We rigged four doorways to get a broad effect that more than one group could see. The doors were in halls frequented by the jocks. The word spread around the school that something was going down and people were waiting to see it happen.
Four different groups hit the doors quickly and down came the confetti and glitter completely covering them from head to toe. It got in their hair in their mouths all over their clothes. They got so flustered and angry, but when everyone was laughing at them they all cowered and slinked back to the gym.
Once again the non-jocks ruled the school for a little while. They never figured out it was me who planned that one. They never really tried to find out because if they asked questions they were reminded of the humiliation they suffered. The prank had a lasting positive effect on the jocks.
Prank Four
This last prank was not a prank per se but became a celebrated event in my school. As a junior in high school in Honors English we read a lot of plays: Hamlet, Merchant of Venice, Waiting for Godot etc. Part of this reading was to memorize and recite Hamlet’s soliloquy. I for one was not fond of the play nor did I want to learn that passage and get up in front of the class and recite it.

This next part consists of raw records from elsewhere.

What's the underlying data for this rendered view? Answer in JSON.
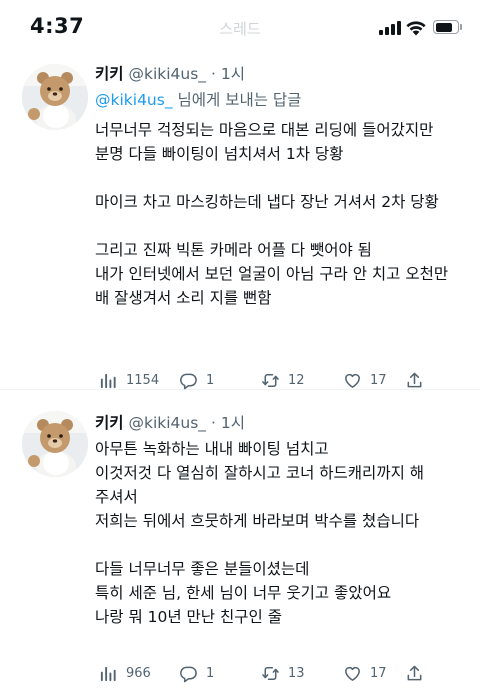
{
  "status_bar": {
    "time": "4:37",
    "faded_header": "스레드"
  },
  "tweets": [
    {
      "display_name": "키키",
      "handle": "@kiki4us_",
      "separator": "·",
      "time": "1시",
      "reply_to": {
        "mention": "@kiki4us_",
        "suffix": " 님에게 보내는 답글"
      },
      "lines": [
        "너무너무 걱정되는 마음으로 대본 리딩에 들어갔지만",
        "분명 다들 빠이팅이 넘치셔서 1차 당황",
        "",
        "마이크 차고 마스킹하는데 냅다 장난 거셔서 2차 당황",
        "",
        "그리고 진짜 빅톤 카메라 어플 다 뺏어야 됨",
        "내가 인터넷에서 보던 얼굴이 아님 구라 안 치고 오천만 배 잘생겨서 소리 지를 뻔함"
      ],
      "stats": {
        "views": "1154",
        "replies": "1",
        "retweets": "12",
        "likes": "17"
      }
    },
    {
      "display_name": "키키",
      "handle": "@kiki4us_",
      "separator": "·",
      "time": "1시",
      "lines": [
        "아무튼 녹화하는 내내 빠이팅 넘치고",
        "이것저것 다 열심히 잘하시고 코너 하드캐리까지 해 주셔서",
        "저희는 뒤에서 흐뭇하게 바라보며 박수를 쳤습니다",
        "",
        "다들 너무너무 좋은 분들이셨는데",
        "특히 세준 님, 한세 님이 너무 웃기고 좋았어요",
        "나랑 뭐 10년 만난 친구인 줄"
      ],
      "stats": {
        "views": "966",
        "replies": "1",
        "retweets": "13",
        "likes": "17"
      }
    }
  ],
  "colors": {
    "text": "#0f1419",
    "secondary": "#536471",
    "link": "#1d9bf0",
    "divider": "#eff3f4"
  },
  "icons": [
    "cellular-signal-icon",
    "wifi-icon",
    "battery-icon",
    "views-icon",
    "reply-icon",
    "retweet-icon",
    "like-icon",
    "share-icon"
  ]
}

I decided to take a firm stance and refused to learn it. When called upon to recite it I informed the teacher that I had not learned it and refused to learn it ever. She let it go and when it came to the last person to recite she called on me again. I gave her the same answer. She was not very pleased to have a student defy her like that in class. She let it drop at the time.
The next day however, I was told when I came to class to report to the Assistant Principal’s office. I my school the Assistant Principal was the mean one. He handled all the discipline problems and punished the bad guys. I went to his office.
I sat in the waiting area looking innocent and ready to knuckle under if confronted. When asked why I was there I responded that my English teacher had sent me there from class. I was there all period and was told to go on to my next class.
The next day the same thing happened. I was in his office for a while. He came in and said hello. He knew who I was because of my academic record and other good things I had done. We went into his office and chatted for a while about things, but not the speech.
He finally asked me why I was being so stubborn about not memorizing the speech and reciting it. He said if it was stage fright he would listen to me and give me the A grade. By now I had time to think of a good reason for not learning the speech. I was ready for him. I told him I refused to learn the speech.
He was a reasonable man and wanted to know my reasons. I sat there pretending to think, just to keep him off guard. I spoke up and gave him the following argument.
1. In the future would the fact that I did not learn this speech hamper me?
2. Would the speech guarantee me a better job?
3. Would it get me into the college of my choice?
4. Would it help me get more money other than on a quiz show?
5. Was learning this required by educational mandate?
To all these questions his answers were NO. I concluded then that the learning of the speech was not necessary to the betterment of me as a person so therefore I did not have to learn it.
The Assistant Principal sat there for a few minutes thinking trying to come up with a convincing argument to my reasons. He shook his head and put up his hands in surrender. To this day I have not learned the speech. I have read it many times and can recite part of it, but never all of it.
The end result was I became a folk hero who beat the school. It was common knowledge that I had successfully done it. However anyone after me trying to use the same valid reasoning was going to be severely punished. The faculty openly did not like what I had done, but secretly a few congratulated me on standing up and defending myself admirably. So now in my mind I had beaten the school and had friends in the students and the faculty.
I was “King of the Pranksters!”
A word of warning, all of these pranks if done today will result in severe punishment.